First Gentleman of Kansas
- In role January 14, 2019 – October 2024
- Governor: Laura Kelly
- Preceded by: Ruth Colyer (as First Lady)
- Succeeded by: Vacant

Personal details
- Born: July 19, 1949 (age 77)
- Spouse: Laura Kelly ​ ​(m. 1983; div. 2024)​
- Children: 2
- Education: Baylor University University of Texas Southwestern Medical Center
- Occupation: Pulmonologist-immunologist

= Ted Daughety =

American pulmonologist-immunologist

Ted W. Daughety (born July 19, 1949) is a retired American pulmonologist-immunologist specialized in sleeping and breathing disorders. He was the first gentleman of Kansas as the spouse of Governor Laura Kelly from January 2019 until their divorce in October 2024.

== Education ==
Daughety graduated from Baylor University. He earned a M.D. from the University of Texas Southwestern Medical Center and completed a residency at the Medical University of South Carolina. He conducted a fellowship at the University of California, San Francisco.

== Career ==
Daughety worked for the National Jewish Hospital and Saint Joseph Hospital in Denver. He held various academic appointments with the San Francisco VA Medical Center and the University of Colorado Health Sciences Center.
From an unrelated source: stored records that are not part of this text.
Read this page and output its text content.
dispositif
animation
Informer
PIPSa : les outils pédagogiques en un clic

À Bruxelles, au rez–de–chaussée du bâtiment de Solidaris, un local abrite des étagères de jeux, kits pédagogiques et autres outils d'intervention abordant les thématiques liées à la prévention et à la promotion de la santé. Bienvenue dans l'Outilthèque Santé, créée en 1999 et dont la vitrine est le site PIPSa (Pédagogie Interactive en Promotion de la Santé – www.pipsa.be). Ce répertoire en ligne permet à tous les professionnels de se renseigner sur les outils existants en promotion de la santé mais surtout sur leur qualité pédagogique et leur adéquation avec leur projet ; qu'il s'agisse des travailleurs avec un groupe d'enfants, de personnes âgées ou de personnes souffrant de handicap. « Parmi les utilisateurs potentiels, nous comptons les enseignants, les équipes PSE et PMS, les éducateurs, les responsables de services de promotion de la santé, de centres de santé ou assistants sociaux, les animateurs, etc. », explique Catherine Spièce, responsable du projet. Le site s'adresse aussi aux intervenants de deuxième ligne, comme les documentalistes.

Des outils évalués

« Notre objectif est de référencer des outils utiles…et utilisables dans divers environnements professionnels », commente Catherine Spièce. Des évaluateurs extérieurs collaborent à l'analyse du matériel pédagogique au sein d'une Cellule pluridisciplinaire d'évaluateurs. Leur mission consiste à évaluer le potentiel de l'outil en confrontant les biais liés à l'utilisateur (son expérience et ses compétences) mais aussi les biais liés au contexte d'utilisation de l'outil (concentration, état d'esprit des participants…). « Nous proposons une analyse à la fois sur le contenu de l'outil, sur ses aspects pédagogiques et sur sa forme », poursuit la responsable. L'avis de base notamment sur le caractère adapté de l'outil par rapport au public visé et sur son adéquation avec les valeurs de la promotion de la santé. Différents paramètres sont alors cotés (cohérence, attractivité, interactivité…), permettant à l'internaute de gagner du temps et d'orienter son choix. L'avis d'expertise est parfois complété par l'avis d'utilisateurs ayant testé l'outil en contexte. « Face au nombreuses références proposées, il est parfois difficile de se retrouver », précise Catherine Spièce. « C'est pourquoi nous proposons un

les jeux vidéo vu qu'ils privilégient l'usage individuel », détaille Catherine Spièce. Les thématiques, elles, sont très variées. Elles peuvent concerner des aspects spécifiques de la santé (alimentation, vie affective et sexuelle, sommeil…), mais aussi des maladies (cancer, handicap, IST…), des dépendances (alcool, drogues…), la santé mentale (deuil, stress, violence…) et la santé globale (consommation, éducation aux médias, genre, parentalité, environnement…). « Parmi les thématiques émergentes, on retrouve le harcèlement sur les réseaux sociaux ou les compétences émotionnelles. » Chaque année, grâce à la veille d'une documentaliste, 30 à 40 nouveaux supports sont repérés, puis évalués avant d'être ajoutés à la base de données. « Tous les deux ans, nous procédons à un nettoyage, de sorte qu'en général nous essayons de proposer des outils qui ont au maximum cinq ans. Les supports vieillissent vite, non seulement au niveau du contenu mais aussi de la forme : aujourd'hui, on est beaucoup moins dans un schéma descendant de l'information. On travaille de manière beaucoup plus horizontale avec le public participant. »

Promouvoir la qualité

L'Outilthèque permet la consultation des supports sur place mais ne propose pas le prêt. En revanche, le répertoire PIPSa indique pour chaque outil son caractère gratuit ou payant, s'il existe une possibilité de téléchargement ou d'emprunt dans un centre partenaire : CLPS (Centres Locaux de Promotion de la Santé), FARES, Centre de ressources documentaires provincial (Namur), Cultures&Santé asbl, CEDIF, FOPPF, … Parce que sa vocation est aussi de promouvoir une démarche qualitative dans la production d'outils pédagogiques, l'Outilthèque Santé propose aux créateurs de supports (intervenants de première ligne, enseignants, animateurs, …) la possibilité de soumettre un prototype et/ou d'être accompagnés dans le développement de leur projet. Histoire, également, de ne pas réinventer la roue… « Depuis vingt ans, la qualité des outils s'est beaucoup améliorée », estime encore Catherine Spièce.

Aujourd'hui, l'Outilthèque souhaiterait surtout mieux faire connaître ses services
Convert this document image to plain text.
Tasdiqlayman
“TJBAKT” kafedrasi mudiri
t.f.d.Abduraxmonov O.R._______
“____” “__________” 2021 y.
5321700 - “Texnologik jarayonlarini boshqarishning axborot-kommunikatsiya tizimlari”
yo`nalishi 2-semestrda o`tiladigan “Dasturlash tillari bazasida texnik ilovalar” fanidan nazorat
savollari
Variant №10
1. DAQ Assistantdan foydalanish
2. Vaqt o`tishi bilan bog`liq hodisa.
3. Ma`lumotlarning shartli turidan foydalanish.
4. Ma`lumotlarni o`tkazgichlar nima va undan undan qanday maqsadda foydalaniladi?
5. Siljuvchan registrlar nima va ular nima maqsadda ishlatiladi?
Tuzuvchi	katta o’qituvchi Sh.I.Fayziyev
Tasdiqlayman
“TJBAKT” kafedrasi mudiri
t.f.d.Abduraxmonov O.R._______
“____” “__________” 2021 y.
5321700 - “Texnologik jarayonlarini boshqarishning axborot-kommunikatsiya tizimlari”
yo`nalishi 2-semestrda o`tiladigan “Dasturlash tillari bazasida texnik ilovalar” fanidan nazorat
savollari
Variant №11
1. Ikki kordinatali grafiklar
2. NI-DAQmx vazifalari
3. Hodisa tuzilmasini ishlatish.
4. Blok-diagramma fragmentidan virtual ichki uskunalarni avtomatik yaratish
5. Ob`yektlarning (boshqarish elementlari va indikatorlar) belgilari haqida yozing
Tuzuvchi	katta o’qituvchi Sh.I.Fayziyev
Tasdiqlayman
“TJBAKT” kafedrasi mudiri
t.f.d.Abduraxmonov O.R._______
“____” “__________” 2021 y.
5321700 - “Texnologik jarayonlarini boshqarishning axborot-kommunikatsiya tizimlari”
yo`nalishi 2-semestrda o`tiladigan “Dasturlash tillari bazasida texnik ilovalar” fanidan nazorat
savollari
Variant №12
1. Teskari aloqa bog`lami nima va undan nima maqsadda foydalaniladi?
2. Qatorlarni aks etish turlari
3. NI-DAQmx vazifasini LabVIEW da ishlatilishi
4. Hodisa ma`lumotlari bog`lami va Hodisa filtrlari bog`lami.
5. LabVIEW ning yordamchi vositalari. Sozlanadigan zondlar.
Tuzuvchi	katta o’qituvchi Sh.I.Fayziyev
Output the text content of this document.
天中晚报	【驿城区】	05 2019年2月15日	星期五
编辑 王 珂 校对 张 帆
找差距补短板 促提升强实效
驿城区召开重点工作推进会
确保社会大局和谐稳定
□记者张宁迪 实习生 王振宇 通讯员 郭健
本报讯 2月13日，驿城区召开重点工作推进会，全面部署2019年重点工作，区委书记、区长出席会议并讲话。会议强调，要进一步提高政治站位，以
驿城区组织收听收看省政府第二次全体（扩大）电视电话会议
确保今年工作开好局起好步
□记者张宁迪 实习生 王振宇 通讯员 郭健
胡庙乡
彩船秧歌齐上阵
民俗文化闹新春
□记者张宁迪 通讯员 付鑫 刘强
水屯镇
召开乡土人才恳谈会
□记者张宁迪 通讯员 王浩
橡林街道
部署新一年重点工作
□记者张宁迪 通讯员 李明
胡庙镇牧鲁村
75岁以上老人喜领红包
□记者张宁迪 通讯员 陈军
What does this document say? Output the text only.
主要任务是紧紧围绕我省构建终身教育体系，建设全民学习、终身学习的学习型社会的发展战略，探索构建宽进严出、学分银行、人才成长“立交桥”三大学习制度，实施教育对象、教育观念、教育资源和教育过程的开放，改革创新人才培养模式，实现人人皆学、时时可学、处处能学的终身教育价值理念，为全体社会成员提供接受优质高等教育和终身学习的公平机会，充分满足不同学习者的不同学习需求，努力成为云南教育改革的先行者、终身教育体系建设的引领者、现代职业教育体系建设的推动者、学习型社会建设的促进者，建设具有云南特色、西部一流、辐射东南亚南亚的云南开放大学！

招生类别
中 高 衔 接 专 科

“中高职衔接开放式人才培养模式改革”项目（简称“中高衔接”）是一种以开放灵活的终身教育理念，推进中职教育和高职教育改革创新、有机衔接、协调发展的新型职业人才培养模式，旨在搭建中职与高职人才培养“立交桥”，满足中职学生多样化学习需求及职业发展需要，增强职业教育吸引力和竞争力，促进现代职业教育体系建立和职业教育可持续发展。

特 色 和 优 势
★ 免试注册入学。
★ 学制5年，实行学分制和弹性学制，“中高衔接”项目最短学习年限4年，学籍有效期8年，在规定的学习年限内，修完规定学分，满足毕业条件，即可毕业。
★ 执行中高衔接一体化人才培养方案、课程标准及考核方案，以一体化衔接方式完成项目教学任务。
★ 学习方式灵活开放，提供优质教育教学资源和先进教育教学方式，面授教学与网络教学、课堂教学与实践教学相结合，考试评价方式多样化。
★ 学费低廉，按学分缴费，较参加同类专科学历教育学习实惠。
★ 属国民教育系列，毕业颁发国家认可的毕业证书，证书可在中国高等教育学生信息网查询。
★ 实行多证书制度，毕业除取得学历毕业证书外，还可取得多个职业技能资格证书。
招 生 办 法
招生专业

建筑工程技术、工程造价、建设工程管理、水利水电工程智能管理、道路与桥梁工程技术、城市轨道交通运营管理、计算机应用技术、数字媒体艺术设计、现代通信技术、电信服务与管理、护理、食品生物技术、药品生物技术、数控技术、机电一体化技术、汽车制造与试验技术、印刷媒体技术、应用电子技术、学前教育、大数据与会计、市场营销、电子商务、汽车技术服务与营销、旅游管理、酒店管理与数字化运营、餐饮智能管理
In 1986, he joined the Salina Clinic as a pulmonary specialist and immunologist. Daughety specializes in the diagnosis and treatment of breathing disorders including asthma and bronchitis. On February 1, 2019, Daughety closed his outreach clinic at Neman Regional Health and resigned as the sleep disorder center medical director. He had retired as a pulmonologist in April 2020. During the COVID-19 pandemic in Kansas, he resumed work at a screening clinic.

== Personal life ==
On January 14, 2019, Daughety became the third first gentleman of Kansas as the spouse of Governor Laura Kelly. They married in 1983. They moved into the Cedar Crest residence. Daughety and Kelly have two daughters. Kelly and Daughety divorced in October 2024.